Choosing the right influencers is an extremely important part of an influencer strategy, and often brands are blinded by follower numbers that don't mean much;they are often fake or unengaged. Eyal cites Souljaboy's Twitter and Facebook audience of millions, which barely muster up 300 likes per post, as one example.

#4: Influencer marketing only works for large brands with massive budgets.

There are some executives who mistakenly assume that influencer marketing only works for big brands. Not so, according to Eyal. In the case of HYPR, it works with many smaller brands that use the platform to create advocacy groups for themselves. One such brand is Koa Organic beverages, which created an advocacy group of yoga instructors who receive free product on a regular basis and distribute it to their students. Koa Organic has received a tremendous return with very limited financial investment on their behalf, and the yoga instructors become the champions who explain the product to their students. KOA reported an immediate 200% increase in sales from their online store.

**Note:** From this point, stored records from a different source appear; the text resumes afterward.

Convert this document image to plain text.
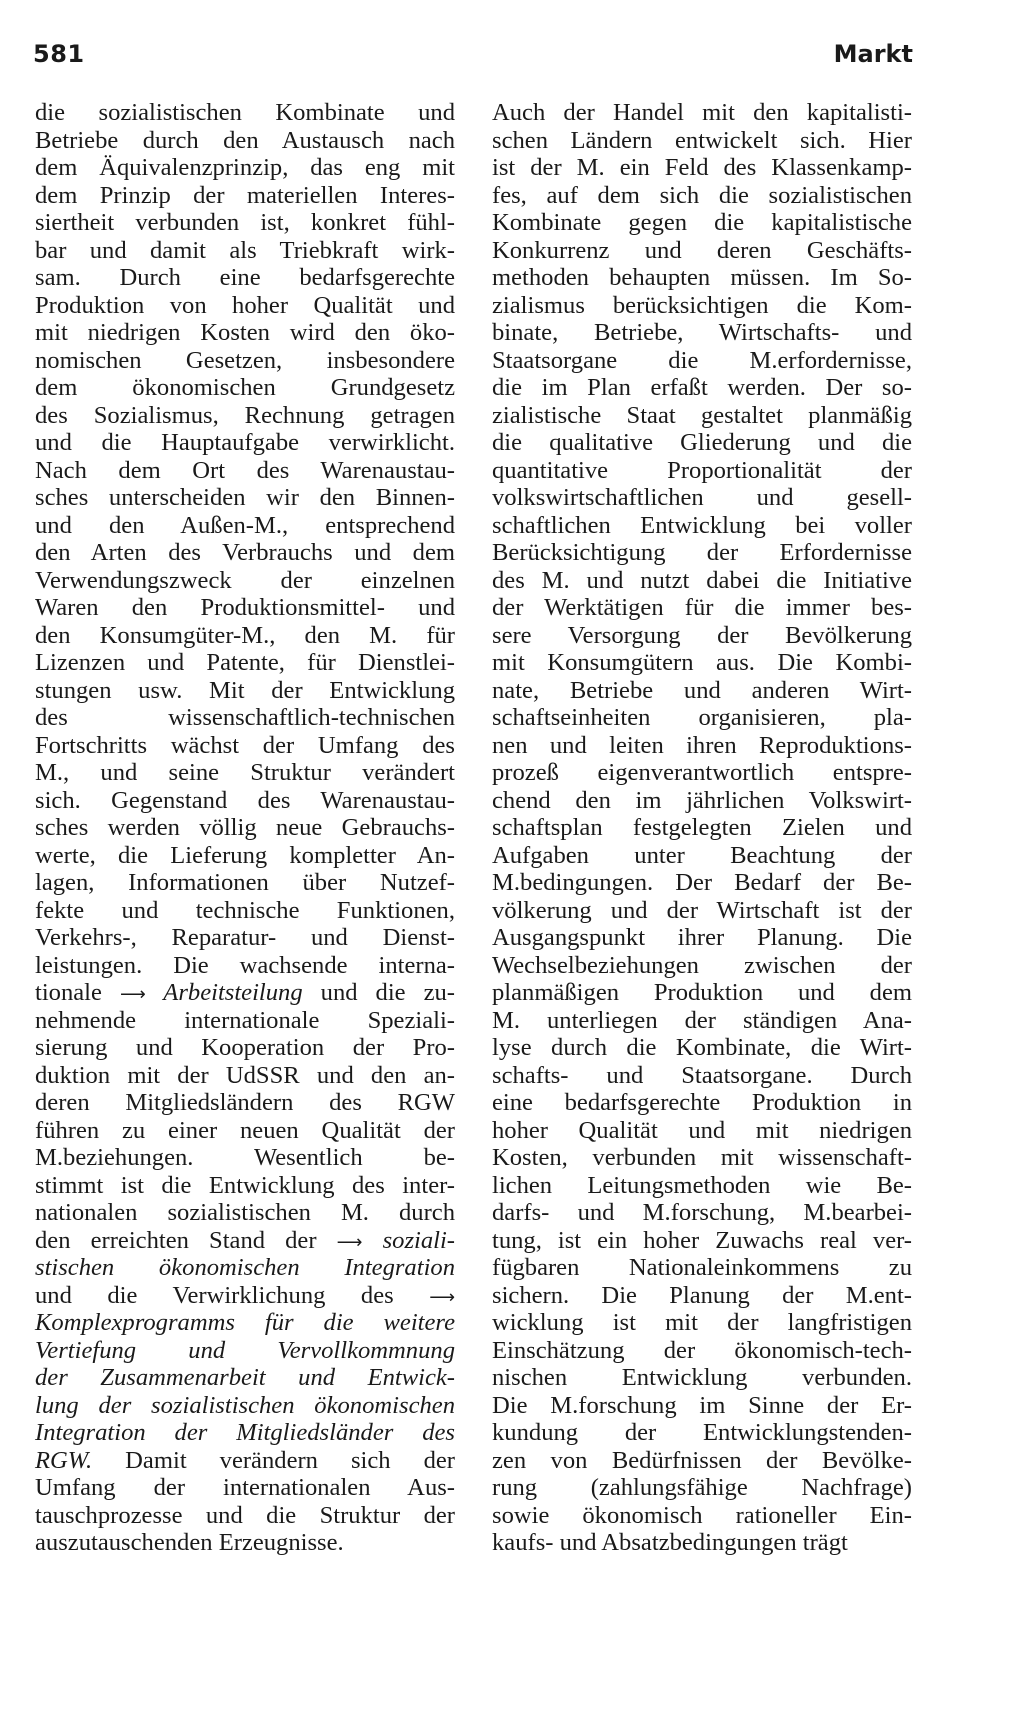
581	Markt
die sozialistischen Kombinate und
Betriebe durch den Austausch nach
dem Äquivalenzprinzip, das eng mit
dem Prinzip der materiellen Interes-
siertheit verbunden ist, konkret fühl-
bar und damit als Triebkraft wirk-
sam. Durch eine bedarfsgerechte
Produktion von hoher Qualität und
mit niedrigen Kosten wird den öko-
nomischen Gesetzen, insbesondere
dem ökonomischen Grundgesetz
des Sozialismus, Rechnung getragen
und die Hauptaufgabe verwirklicht.
Nach dem Ort des Warenaustau-
sches unterscheiden wir den Binnen-
und den Außen-M., entsprechend
den Arten des Verbrauchs und dem
Verwendungszweck der einzelnen
Waren den Produktionsmittel- und
den Konsumgüter-M., den M. für
Lizenzen und Patente, für Dienstlei-
stungen usw. Mit der Entwicklung
des wissenschaftlich-technischen
Fortschritts wächst der Umfang des
M., und seine Struktur verändert
sich. Gegenstand des Warenaustau-
sches werden völlig neue Gebrauchs-
werte, die Lieferung kompletter An-
lagen, Informationen über Nutzef-
fekte und technische Funktionen,
Verkehrs-, Reparatur- und Dienst-
leistungen. Die wachsende interna-
tionale ⟶ Arbeitsteilung und die zu-
nehmende internationale Speziali-
sierung und Kooperation der Pro-
duktion mit der UdSSR und den an-
deren Mitgliedsländern des RGW
führen zu einer neuen Qualität der
M.beziehungen. Wesentlich be-
stimmt ist die Entwicklung des inter-
nationalen sozialistischen M. durch
den erreichten Stand der ⟶ soziali-
stischen ökonomischen Integration
und die Verwirklichung des ⟶
Komplexprogramms für die weitere
Vertiefung und Vervollkommnung
der Zusammenarbeit und Entwick-
lung der sozialistischen ökonomischen
Integration der Mitgliedsländer des
RGW. Damit verändern sich der
Umfang der internationalen Aus-
tauschprozesse und die Struktur der
auszutauschenden Erzeugnisse.
Auch der Handel mit den kapitalisti-
schen Ländern entwickelt sich. Hier
ist der M. ein Feld des Klassenkamp-
fes, auf dem sich die sozialistischen
Kombinate gegen die kapitalistische
Konkurrenz und deren Geschäfts-
methoden behaupten müssen. Im So-
zialismus berücksichtigen die Kom-
binate, Betriebe, Wirtschafts- und
Staatsorgane die M.erfordernisse,
die im Plan erfaßt werden. Der so-
zialistische Staat gestaltet planmäßig
die qualitative Gliederung und die
quantitative Proportionalität der
volkswirtschaftlichen und gesell-
schaftlichen Entwicklung bei voller
Berücksichtigung der Erfordernisse
des M. und nutzt dabei die Initiative
der Werktätigen für die immer bes-
sere Versorgung der Bevölkerung
mit Konsumgütern aus. Die Kombi-
nate, Betriebe und anderen Wirt-
schaftseinheiten organisieren, pla-
nen und leiten ihren Reproduktions-
prozeß eigenverantwortlich entspre-
chend den im jährlichen Volkswirt-
schaftsplan festgelegten Zielen und
Aufgaben unter Beachtung der
M.bedingungen. Der Bedarf der Be-
völkerung und der Wirtschaft ist der
Ausgangspunkt ihrer Planung. Die
Wechselbeziehungen zwischen der
planmäßigen Produktion und dem
M. unterliegen der ständigen Ana-
lyse durch die Kombinate, die Wirt-
schafts- und Staatsorgane. Durch
eine bedarfsgerechte Produktion in
hoher Qualität und mit niedrigen
Kosten, verbunden mit wissenschaft-
lichen Leitungsmethoden wie Be-
darfs- und M.forschung, M.bearbei-
tung, ist ein hoher Zuwachs real ver-
fügbaren Nationaleinkommens zu
sichern. Die Planung der M.ent-
wicklung ist mit der langfristigen
Einschätzung der ökonomisch-tech-
nischen Entwicklung verbunden.
Die M.forschung im Sinne der Er-
kundung der Entwicklungstenden-
zen von Bedürfnissen der Bevölke-
rung (zahlungsfähige Nachfrage)
sowie ökonomisch rationeller Ein-
kaufs- und Absatzbedingungen trägt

The cost of working with a platform such as HYPR varies. Its subscriptions start at $1K/month, but adding more advanced enterprise features can raise to the $10K/month level. Of course, working with a top-tier influencer may involve a separate cash layout, although usually there's a simple exchange of gratis product in exchange for some type of social media activity.

#5: Influencer marketing has nothing in common with "traditional" marketing.

At its core, influencer marketing is just another form of marketing. "As a marketer, you need to find an audience that is interested in your product, a message that resonates with that audience, and a channel to reach that audience," maintains Eyal. Brands that understand the importance of selecting influencers who have a direct connection to their audience rather than trying to reach giant celebrities who have a very diverse audience, often fare much better by reducing their costs and reaching an audience that really cares.

The key is to avoid one-time spikes and build ongoing relationships with advocates for your brand who genuinely have positive feelings about it.

#6: There is no centralized means to identify and engage with influencers.

This is a myth I've heard repeated all too often, but the reality is that there are companies out there trying to solve the problem of a centralized platform for finding and engaging influencers. HYPR contends that it has the world's largest influencer database, with over 3 million influencers. Moreover, HYPR maintains demographic information about each of their audiences. As of this writing, its services have been used by over one hundred Fortune 500 companies, not to mention thirty of the top fifty PR and Advertising agencies in the world, and three of the five biggest publishers.

#7: Influencer marketing is only big in the United States.

In reality, multinationals are trying to identify influencers to enlist into marketing campaigns across the globe. For example, one ambitious multinational wanted to identify 50-100 influencers in a number of countries, including Malaysia, Ukraine, Poland, and Egypt. Typically, that's a challenging activity for a brand, but HYPR's platform has crawled over 700M social media accounts and has 3 million influencers in the database, along with all of their demographic data. Search engines like this can deliver a long list of hundreds of relevant influencers that hit its clientele's specific audience targets - in this case, teenage trendsetters who are into fashion and fitness.

What myths have you heard about influencer marketing? Are there any of the points above that surprised you? I'd love to know.